In memoriam Leen Strengholt
Het was voor zijn zeer vele vrienden en bekenden een grote schok te vernemen dat op 26 november 1989 plotseling is overleden prof. dr. L. Strengholt. Hij werd 58 jaar.
Leen Strengholt was voorzitter van de vereniging ‘Het Bilderdijk-Museum’ sinds 1976, toen hij deze functie overnam van F. Veenstra. Hij heeft zijn taak, die strikt genomen buiten het terrein van zijn leeropdracht lag, steeds zeer consciëntieus vervuld. Een breed uitmeten van zijn verdiensten zou in tegenspraak zijn met zijn eigen natuurlijke bescheidenheid maar enkele momenten uit zijn bestuursperiode wil ik toch graag in herinnering roepen. Tot de hoogtepunten ervan behoorde zeker de viering van het tachtigjarig bestaan van de vereniging in 1988 met het tweedaags symposium over de veilingcatalogi van Bilderdijks boekenbezit. Bij deze gelegenheid mocht hij bovendien het eerste exemplaar van de door J. Bosch, H.W. Groenevelt en M. van Hattum bezorgde uitgave van Bilderdijks Briefwisseling 1795-1797 in ontvangst nemen. Een belangrijk initiatief dat onder Strengholts leiding werd gerealiseerd is ook de oprichting geweest in 1984 van het jaarlijks verschijnende verenigingsblad Het Bilderdijk-Museum. Zelf heeft hij op de jaarvergadering van 1981 een voordracht gehouden waarin hij de patroon van onze vereniging en zijn eigen grote literaire liefde bijeen bracht: ‘Bilderdijk over Huygens’. Deze is gepubliceerd in De nieuwe taalgids (1983, pp. 51-59).
Allen die Leen Strengholt als voorzitter van onze vereniging hebben meegemaakt zullen zich hem herin-
neren als iemand die bescheiden, tactvol en met relativerende humor de vergaderingen leidde. Het is mede aan zijn openstaan voor de denkbeelden van anderen te danken dat er in de Vereniging een genuanceerder visie op Bilderdijk als kunstenaar en als mens kon ontstaan, wat de belangstelling voor de dichter en zijn oeuvre slechts ten goede kon komen.
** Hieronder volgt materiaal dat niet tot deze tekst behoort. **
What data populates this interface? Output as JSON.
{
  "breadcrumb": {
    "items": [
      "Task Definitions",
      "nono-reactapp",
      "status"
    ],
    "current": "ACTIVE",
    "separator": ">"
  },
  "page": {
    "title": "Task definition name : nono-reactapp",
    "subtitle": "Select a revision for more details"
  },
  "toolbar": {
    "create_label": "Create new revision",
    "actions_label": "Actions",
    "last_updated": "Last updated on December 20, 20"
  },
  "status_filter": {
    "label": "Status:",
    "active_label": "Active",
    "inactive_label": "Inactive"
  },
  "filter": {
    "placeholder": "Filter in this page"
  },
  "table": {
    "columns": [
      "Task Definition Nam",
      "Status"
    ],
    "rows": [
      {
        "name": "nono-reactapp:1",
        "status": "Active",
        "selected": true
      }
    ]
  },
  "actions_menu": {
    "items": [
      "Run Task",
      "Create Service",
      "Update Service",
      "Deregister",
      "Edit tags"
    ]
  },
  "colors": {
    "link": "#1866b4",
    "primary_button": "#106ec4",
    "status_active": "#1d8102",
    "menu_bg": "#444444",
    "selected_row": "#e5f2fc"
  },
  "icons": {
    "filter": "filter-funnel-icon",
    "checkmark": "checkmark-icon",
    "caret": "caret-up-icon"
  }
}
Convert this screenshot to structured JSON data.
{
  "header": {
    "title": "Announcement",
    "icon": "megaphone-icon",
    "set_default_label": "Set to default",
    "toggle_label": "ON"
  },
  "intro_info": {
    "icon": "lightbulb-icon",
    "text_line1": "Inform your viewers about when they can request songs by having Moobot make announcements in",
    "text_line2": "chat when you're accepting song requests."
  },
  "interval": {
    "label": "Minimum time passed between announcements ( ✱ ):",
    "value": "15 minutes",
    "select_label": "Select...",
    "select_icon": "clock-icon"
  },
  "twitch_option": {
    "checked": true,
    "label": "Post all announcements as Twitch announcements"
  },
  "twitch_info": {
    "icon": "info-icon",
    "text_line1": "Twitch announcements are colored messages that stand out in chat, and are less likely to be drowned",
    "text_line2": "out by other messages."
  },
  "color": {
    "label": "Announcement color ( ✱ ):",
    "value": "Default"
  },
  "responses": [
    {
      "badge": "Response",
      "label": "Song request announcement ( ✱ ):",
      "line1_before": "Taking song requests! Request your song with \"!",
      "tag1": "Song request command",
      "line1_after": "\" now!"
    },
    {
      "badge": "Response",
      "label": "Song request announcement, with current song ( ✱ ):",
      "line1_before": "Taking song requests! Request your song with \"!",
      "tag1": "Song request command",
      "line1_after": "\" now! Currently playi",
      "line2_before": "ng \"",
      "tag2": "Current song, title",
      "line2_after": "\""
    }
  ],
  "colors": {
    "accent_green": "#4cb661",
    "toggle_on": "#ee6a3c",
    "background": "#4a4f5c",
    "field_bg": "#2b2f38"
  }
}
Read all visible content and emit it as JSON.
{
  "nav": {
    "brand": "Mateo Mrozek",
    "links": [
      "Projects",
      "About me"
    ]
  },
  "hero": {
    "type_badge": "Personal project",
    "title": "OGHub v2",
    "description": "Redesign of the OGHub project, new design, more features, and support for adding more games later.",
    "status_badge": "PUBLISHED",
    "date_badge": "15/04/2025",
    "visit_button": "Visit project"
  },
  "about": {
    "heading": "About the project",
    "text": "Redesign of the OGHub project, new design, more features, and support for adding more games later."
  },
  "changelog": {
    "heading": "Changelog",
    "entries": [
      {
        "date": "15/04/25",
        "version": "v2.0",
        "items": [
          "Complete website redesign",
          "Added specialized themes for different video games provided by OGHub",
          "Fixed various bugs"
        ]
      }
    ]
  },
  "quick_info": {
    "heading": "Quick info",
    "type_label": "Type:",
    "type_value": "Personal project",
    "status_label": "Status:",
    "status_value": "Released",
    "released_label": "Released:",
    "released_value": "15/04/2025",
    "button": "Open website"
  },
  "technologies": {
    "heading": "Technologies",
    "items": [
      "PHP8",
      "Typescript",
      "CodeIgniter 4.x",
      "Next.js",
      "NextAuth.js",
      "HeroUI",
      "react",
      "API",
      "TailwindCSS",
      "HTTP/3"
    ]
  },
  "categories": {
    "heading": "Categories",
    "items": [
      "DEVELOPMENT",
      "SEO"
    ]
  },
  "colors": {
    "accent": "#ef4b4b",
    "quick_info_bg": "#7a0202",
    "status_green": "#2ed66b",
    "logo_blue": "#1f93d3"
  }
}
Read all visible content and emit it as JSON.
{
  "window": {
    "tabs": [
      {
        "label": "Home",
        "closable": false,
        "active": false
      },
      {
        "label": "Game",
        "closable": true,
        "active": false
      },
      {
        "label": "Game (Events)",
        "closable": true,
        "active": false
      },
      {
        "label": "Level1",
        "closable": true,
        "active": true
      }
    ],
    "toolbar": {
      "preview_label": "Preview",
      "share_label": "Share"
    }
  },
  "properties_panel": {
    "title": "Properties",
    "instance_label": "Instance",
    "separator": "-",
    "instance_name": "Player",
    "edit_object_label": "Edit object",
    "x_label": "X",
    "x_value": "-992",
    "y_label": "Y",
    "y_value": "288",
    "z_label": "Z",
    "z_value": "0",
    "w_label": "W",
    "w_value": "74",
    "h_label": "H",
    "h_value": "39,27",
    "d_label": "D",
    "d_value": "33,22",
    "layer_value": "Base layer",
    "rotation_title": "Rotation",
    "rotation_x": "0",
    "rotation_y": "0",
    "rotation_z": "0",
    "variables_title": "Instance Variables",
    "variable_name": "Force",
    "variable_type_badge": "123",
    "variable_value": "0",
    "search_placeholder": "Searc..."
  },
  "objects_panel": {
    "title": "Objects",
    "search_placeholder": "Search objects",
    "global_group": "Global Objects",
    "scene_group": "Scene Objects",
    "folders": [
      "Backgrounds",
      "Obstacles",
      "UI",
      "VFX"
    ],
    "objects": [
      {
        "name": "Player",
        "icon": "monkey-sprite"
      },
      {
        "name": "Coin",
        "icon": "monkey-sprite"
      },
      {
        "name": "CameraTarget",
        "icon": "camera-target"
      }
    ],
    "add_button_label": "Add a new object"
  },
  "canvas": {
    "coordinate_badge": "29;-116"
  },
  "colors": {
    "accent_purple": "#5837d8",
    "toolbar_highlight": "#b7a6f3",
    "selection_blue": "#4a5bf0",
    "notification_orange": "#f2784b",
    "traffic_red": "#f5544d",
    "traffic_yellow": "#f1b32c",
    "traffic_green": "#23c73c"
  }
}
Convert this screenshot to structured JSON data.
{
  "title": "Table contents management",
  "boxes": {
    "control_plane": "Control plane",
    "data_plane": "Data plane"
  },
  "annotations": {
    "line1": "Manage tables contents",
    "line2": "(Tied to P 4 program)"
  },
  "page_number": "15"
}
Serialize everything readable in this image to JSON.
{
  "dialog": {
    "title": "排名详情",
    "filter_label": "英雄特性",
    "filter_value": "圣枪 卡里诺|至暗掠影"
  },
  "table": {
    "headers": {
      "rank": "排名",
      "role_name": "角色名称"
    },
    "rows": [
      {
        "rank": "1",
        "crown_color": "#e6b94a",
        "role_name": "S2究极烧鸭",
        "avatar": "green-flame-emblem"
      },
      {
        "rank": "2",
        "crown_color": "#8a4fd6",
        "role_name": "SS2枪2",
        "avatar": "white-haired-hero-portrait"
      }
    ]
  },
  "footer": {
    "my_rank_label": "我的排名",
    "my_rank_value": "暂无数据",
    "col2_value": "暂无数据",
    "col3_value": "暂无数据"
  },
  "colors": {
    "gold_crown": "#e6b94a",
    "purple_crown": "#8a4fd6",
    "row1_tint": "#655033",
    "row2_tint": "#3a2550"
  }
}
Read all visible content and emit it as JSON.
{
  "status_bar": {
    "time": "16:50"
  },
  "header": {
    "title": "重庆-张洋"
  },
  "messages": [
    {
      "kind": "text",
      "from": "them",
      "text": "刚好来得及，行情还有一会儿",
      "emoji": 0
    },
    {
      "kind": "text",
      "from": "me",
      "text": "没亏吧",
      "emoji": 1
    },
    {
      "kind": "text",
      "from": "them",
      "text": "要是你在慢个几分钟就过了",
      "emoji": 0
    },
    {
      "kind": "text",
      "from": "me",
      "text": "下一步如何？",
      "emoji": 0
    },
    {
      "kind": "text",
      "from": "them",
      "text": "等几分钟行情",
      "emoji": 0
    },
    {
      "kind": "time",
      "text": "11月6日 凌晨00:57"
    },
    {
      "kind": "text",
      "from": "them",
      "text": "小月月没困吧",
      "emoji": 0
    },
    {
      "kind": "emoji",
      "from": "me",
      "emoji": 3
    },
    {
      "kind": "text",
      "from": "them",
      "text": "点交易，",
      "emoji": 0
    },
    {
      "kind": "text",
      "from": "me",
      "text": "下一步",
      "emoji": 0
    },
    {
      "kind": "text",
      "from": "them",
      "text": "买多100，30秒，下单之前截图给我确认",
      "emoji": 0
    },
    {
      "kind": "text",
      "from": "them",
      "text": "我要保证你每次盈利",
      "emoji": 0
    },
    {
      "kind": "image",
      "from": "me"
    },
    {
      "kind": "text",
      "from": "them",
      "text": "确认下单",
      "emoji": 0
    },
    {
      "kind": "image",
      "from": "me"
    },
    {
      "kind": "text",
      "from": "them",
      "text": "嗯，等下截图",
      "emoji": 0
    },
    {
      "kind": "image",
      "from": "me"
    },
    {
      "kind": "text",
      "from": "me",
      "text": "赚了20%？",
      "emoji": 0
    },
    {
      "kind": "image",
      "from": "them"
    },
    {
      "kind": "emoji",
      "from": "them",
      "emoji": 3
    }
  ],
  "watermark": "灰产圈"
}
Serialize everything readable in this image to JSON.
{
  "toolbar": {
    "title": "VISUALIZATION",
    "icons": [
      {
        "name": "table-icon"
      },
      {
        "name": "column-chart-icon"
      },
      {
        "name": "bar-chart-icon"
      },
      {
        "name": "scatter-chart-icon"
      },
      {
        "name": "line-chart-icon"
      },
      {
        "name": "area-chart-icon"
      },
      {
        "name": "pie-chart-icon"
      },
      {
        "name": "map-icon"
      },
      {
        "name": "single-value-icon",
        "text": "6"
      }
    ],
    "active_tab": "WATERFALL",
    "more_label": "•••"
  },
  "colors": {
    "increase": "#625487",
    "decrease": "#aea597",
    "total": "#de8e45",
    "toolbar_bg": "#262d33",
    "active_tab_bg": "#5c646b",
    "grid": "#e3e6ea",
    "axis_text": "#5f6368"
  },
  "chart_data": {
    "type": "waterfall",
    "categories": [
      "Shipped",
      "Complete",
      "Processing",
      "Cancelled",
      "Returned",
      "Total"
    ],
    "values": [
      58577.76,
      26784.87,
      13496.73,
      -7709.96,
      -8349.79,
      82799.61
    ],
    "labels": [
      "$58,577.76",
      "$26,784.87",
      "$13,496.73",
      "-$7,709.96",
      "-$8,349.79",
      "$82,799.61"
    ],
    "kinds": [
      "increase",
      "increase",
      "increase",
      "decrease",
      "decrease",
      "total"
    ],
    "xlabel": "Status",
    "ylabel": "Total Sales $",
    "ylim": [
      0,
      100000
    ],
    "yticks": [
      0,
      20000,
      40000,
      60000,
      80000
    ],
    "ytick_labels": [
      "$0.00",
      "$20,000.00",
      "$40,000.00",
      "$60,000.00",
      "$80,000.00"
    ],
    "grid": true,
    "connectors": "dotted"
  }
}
Geldingsdrang was Strengholt geheel vreemd. Steeds was hij er juist alert op dat ieder de kans kreeg zijn opvattingen naar voren te brengen en wanneer hij het er niet of niet geheel mee eens was werd de opponent altijd volstrekt in zijn waarde gelaten. Karakteristiek waren zijn bescheidenheidsformuleringen als: ‘Je houdt het me wel ten goede...’ en ‘... als ik het zo zeggen mag’.
Hij was een buitengewoon humaan mens en voor ons, bestuursleden naast hem gedurende de afgelopen jaren, is het een voorrecht geweest met hem te hebben samengewerkt.